COLM HOLMES, an engineer from Co. Carlow, persuaded 25 of his male friends to take part in a sponsored leg wax to pay for his trip to Haiti.
Others volunteers did raffles, quizzes and mountain cycle rides.
What kind of person signs up to fly across the Atlantic to build houses for some of the poorest people in the world?
The volunteers who travelled with Haven for this week's construction blitz include high-powered lawyers, Gardai, soldiers, a fireman, county council officials, and a man who organises Antarctic cruises.
Some are close to retirement age and work relentlessly in the searing heart from early morning until dusk, lifting blocks and planks and hammering in nails.
Bernadette Costello, a teacher from Tralee, said a visit to the slums of Haiti was an "absolute culture shock".
"You become aware that we in Ireland are among the privileged few," Bernadette told me. "If you have a square meal and a roof over your head you are privileged. Many of the people of Haiti are the poorest of the poor."
There is a strong camaraderie among the volunteers. They live in tents together, eat and work together. Many have made strong friendships, returning year after year.
This is the last time that volunteers will travel out to Haiti to build houses for Haven. The charity now wants to concentrate on employing Haitians on its construction, water and sanitation projects.
Yesterday afternoon I was due to go on a trip away from the building site to the heart of the capital, Port-au-Prince.
Expatriate workers here do not drive, but are usually transported by armed guards.
Pierre, a Haitian ex-soldier who drives for Haven, warned us that there was a general strike on. Protests flare up at the drop of a hat here, and reports were filtering out to our camp of cars being stoned and set on fire.
We set off any way, and there was little sign of riotous scenes when we reached the capital.
John Moore, Haven's country director, took us to an old disused, derelict soccer stadium that became a tented city after the 2010 earthquake. Haiti’s national team used to play some of their international matches here.
Haven is working to restore the sports ground as a community park.

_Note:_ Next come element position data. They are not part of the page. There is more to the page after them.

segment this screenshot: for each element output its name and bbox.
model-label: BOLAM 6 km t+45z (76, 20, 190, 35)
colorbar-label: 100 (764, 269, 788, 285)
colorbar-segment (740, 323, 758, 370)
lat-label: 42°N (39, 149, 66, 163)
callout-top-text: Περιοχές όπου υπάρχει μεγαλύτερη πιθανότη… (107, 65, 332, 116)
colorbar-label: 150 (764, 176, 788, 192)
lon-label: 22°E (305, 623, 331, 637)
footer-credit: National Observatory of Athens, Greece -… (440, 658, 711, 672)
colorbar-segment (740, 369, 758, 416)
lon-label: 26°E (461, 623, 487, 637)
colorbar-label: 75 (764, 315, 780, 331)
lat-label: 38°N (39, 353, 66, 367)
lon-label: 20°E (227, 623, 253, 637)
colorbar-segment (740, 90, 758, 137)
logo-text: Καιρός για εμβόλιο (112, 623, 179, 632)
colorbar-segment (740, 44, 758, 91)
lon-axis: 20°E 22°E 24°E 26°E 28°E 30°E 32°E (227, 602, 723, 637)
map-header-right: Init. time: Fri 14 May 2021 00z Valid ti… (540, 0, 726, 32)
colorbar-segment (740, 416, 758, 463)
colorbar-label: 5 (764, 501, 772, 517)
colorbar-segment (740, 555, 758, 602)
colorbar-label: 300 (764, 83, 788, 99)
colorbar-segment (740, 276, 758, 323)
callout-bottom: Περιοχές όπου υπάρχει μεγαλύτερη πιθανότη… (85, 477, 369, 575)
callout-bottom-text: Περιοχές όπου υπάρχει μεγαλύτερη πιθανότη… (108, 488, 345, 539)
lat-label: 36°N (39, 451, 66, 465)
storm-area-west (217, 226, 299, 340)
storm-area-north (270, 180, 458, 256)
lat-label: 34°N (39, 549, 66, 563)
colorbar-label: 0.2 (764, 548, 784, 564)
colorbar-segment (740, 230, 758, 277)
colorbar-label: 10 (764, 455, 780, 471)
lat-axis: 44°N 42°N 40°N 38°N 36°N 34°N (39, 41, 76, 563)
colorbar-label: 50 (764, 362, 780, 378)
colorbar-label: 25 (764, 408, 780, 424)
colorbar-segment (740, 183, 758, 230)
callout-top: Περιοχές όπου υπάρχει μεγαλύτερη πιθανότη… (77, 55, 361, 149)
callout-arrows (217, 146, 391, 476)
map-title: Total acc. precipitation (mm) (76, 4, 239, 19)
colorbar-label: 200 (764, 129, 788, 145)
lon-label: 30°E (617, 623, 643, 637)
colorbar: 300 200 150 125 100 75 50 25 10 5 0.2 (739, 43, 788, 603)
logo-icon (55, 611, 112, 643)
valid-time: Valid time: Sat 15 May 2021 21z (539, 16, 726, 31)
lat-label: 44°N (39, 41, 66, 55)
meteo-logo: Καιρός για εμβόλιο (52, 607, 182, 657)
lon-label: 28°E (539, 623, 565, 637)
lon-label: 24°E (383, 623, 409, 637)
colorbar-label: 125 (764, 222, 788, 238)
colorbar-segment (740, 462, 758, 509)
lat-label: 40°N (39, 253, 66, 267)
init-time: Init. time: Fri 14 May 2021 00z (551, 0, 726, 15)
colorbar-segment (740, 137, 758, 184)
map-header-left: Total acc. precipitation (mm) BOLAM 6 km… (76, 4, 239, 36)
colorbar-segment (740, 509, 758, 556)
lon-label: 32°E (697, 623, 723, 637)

Amid all the squalor there are signs of hope. Volunteers who came a year ago told me that there had been some improvement in conditions. A lot of the rubble from the earthquake has finally been cleared.
John Moore took us to the Marche de fer, a popular old covered market area selling a hotch-potch of bric-a-brac in the centre.
The market was destroyed in the 2010 earthquake, but then rebuilt by Denis O'Brien, whose red Digicel logo can be seen everywhere in Port-au-Prince.
High up on the hills there are shops that would not look out of place in a European suburb. Here a sole Domino's pizza franchise is a sign that we are in an affluent area.
Elsewhere little has changed since the earthquake. The emergency tarpaulins bearing the logo " US Aid", which were supplied after the disaster, can still be seen protecting families from the elements almost three years later.